While the agreement in principle released Wednesday outlines mitigation measures for Egypt and Sudan in case of severe drought, the parties have yet to agree on how these provisions will be implemented.

“There are many issues that must be addressed to reach an agreement,” explained Egyptian Foreign Minister Sameh Shoukry, who called into the highly rated Rami Radwan show broadcast Friday on the army-owned DMC channel.

Addis Ababa started construction on the dam in 2011 when Egypt was in the midst of the popular uprising that ousted longtime President Hosni Mubarak.

“It is necessary to translate the concepts contained in the statement into specific numbers and to specific times that are legally formulated before we can conclude a final agreement that can be signed,” Shoukry added.

But with three-quarters of their country lacking electricity, Ethiopian leaders say that the dam is necessary to power their fast-growing country.

Ethiopian Prime Minister Abiy Ahmed warned last October that if the need arose to go to war over the dam, his country could ready millions of people.

Before last week’s talks, a coalition of Egyptian academics and civil society leaders circulated a petition calling on the United Nations and African Union to exert pressure on Ethiopia to “avert potential conflict in the region” over GERD.

Their core concerns have yet to be addressed.

They note that only one single number has been agreed upon – which allows for Ethiopia to rapidly achieve a water volume of 595 meters above sea level behind the dam’s reservoir. This level enables Addis Ababa to start generating electricity from its $5 billion investment in the facility by the end of 2027.

However, a crucial and much-discussed “mechanism” to gauge water flow over the dam and set guidelines for its operation in drought years has yet to be defined.

“The implementation mechanism has not been clarified for filling the reservoir other than laying down general unspecified principles,” said Abbas Sharaky, professor of geology and water resources at Cairo University.

“The [Washington] statement does not specify what the filling conditions are or the storage requirements for [Egypt’s Aswan] High Dam or the Sudanese dams,” Sharaky told The Media Line.

A May 2017 study by the Geological Society of America predicted that Egypt would suffer a 25% shortage in its annual water quota if the reservoir were filled in five to seven years.

Ethiopia’s continued insistence that the reservoir fill time can only be drawn out over seven years is deeply worrisome to Egyptians.

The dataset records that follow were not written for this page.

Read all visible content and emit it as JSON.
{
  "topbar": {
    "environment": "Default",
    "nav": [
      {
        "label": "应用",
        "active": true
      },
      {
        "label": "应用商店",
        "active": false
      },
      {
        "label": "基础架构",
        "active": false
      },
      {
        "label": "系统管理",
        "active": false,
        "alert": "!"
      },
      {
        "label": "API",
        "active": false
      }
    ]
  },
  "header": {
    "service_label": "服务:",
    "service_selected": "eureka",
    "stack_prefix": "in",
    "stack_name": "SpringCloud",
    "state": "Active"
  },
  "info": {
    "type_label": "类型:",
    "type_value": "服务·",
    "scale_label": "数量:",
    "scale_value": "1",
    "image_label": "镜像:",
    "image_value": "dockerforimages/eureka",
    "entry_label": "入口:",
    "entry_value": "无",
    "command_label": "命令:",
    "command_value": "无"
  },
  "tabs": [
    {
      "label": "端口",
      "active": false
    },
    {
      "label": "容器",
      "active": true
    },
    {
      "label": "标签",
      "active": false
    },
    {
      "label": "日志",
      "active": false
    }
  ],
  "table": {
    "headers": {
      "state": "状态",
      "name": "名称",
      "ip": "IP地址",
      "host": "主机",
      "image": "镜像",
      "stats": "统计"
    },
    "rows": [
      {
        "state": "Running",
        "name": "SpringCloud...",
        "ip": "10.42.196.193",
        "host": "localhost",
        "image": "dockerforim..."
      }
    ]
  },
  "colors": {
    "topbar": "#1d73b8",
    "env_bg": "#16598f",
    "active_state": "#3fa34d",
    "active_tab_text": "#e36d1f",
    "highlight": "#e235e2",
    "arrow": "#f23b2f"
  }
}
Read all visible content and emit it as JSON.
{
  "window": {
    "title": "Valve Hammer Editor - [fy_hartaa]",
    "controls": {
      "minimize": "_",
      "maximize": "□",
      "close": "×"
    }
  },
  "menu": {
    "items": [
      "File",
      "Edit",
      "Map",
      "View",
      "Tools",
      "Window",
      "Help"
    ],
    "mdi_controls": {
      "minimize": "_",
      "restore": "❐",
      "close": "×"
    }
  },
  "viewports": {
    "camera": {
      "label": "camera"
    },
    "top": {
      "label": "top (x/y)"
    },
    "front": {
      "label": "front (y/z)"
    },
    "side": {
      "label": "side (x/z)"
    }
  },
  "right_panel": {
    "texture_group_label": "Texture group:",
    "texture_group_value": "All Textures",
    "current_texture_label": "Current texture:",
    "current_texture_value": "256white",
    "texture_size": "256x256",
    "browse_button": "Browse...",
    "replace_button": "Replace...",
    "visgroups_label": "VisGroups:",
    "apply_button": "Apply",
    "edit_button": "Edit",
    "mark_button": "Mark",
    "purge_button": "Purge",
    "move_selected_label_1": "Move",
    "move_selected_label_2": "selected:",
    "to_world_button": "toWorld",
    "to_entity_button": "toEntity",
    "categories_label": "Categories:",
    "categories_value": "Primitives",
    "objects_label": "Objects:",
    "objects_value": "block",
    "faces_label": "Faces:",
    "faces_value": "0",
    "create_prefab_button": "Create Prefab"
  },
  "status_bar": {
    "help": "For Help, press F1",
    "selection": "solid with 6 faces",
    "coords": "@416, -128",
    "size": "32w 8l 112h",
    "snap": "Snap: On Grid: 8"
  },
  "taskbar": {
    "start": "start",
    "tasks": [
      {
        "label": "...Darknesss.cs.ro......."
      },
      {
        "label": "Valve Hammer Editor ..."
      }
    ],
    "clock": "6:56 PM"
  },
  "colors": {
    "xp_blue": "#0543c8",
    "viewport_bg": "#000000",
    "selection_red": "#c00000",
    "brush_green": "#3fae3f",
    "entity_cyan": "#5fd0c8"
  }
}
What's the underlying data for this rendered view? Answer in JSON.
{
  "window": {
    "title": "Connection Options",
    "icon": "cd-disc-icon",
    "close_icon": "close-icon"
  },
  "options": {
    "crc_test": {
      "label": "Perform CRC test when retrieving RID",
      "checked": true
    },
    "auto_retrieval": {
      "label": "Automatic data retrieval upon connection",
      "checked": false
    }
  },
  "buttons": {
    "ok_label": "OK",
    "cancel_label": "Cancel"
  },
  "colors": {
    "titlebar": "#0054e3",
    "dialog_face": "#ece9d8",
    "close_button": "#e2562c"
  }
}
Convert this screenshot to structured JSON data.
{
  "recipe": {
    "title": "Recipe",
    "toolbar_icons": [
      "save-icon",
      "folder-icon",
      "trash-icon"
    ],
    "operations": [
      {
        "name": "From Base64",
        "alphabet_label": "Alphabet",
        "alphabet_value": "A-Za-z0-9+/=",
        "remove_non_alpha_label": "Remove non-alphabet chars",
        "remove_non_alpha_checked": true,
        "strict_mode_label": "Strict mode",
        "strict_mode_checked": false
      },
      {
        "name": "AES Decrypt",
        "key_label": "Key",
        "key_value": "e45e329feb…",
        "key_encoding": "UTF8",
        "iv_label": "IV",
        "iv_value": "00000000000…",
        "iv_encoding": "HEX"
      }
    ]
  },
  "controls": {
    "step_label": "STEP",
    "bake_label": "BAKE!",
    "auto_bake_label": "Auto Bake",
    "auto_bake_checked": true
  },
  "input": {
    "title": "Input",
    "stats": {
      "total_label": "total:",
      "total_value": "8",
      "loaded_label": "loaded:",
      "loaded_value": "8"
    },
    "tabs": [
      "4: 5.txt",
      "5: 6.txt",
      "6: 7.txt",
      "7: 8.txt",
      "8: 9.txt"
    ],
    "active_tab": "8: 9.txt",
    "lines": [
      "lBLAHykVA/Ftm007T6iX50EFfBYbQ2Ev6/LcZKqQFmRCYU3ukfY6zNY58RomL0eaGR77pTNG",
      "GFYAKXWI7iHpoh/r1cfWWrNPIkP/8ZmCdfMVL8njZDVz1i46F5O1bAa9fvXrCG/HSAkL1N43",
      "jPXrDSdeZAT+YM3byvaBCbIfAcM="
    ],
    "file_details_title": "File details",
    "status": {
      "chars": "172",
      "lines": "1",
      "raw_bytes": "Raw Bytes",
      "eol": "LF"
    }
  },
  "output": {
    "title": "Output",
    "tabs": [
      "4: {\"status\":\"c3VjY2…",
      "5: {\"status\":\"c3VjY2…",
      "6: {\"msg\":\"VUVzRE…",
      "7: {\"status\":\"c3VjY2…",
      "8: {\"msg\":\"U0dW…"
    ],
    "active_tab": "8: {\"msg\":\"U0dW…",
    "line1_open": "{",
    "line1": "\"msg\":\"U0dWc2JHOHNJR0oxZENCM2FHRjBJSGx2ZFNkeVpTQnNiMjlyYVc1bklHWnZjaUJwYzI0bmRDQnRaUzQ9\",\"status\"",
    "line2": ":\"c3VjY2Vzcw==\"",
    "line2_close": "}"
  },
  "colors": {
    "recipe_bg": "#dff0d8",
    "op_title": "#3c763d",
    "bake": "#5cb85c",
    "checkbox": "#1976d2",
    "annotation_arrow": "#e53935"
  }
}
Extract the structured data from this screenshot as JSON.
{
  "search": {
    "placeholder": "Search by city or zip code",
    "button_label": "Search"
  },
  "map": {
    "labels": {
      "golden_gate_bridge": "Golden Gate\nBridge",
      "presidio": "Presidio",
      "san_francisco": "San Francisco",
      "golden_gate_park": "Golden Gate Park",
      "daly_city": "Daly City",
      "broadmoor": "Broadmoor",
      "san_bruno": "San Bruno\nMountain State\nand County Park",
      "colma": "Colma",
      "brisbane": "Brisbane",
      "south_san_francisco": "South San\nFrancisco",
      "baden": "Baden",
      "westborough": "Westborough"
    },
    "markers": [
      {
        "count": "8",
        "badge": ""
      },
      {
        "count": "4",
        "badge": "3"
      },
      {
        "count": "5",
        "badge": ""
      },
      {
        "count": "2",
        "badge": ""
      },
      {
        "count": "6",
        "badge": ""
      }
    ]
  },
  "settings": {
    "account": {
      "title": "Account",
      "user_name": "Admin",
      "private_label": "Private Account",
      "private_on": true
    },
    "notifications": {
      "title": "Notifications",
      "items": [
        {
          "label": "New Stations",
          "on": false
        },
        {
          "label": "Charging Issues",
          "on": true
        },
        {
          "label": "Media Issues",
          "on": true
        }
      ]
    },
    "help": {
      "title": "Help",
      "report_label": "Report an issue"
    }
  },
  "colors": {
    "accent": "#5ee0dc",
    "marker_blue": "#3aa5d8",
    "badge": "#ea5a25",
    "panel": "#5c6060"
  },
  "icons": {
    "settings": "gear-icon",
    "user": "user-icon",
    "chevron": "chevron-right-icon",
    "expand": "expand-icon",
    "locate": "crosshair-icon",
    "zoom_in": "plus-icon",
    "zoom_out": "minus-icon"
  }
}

Water shortages would pose “a great danger to the Egyptian Delta,” said Mahmoud Farouk, program coordinator for civil society partnerships at the Project on Middle East Democracy in Washington. “Moreover, 17% of Egypt’s agricultural land could be destroyed if Ethiopia fills the reservoir in six years, and that figure rises to 51% if they fill it within three years.”

“My main fear is that Ethiopia might continue to ignore these concerns,” Farouk said. “Water is a matter of life or death to Egyptians – putting Egypt in the corner isn’t the right policy at all.”